4:32 PM, Nov 1, 2012 |
FILE - A sign in front of the Waverly Business Center lists the New England Compounding and other business in Framingham, Mass., Wednesday Oct. 3, 2012. / AP Photo/Marshall Wolff, The MetroWest Daily News
Federal investigators say they found contamination — this time, bacterial — in two more drugs produced by a Massachusetts specialty pharmacy whose fungus-tainted steroid shots have been linked to a massive meningitis outbreak.
Tests found several different strains of bacillus in a steroid and a medicine used in heart surgery that were produced by New England Compounding Center, the U.S. Food and Drug Administration and U.S. Centers for Disease Control and Prevention said today.
The bacteria are commonly found in soil.
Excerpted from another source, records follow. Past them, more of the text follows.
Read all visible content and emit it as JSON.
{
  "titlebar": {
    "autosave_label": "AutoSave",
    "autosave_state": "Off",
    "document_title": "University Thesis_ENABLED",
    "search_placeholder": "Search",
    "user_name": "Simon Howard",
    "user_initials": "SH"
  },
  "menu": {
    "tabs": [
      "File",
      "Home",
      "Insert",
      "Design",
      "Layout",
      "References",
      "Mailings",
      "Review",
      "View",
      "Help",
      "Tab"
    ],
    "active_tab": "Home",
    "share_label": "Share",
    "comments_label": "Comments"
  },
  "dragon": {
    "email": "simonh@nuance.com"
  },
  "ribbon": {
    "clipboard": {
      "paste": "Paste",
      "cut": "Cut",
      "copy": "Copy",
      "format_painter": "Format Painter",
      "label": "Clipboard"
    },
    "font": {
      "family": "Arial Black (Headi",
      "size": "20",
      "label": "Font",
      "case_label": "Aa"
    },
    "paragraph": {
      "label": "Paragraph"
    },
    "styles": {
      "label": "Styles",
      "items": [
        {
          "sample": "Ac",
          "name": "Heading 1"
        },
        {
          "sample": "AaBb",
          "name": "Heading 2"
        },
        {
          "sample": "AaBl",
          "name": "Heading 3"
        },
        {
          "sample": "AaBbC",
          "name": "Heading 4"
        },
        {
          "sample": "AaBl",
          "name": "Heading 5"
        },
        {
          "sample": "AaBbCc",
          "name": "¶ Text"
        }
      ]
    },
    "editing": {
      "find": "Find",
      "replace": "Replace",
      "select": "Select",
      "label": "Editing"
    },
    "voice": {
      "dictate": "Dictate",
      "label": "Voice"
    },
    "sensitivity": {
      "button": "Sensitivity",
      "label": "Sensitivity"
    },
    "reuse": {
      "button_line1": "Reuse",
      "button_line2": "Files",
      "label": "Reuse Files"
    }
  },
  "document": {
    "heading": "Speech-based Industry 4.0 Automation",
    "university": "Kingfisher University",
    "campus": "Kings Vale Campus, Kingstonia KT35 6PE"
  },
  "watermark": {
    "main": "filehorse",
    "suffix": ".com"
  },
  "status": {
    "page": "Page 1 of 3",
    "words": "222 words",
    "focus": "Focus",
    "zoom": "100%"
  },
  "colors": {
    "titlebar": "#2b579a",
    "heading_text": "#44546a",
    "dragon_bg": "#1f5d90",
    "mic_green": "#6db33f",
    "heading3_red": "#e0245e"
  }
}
The CDC said it has not received any reports of infections from the medications.
The bacteria were in three lots of the steroid betamethasone and one lot of cardioplegia solution, which is used to slow or stop the heart during surgery.
The CDC said it is still testing those lots for fungal contamination similar to those found in three lots of methylprednisolone acetate, another steroid, made by NECC. Those lots are considered the likely source of a fungal meningitis outbreak that so far has sickened 386 people and killed 28 in 19 states, including 11 in Tennessee.
The latest test results “reinforce the FDA’s concern about the lack of sterility in products produced at NECC’s compounding facility and serve to underscore that hospitals, clinics, and health care providers should not use any NECC-supplied products,” the agency said.
NECC, based in Framingham, Mass., voluntarily ceased operations and recalled all of its products last month.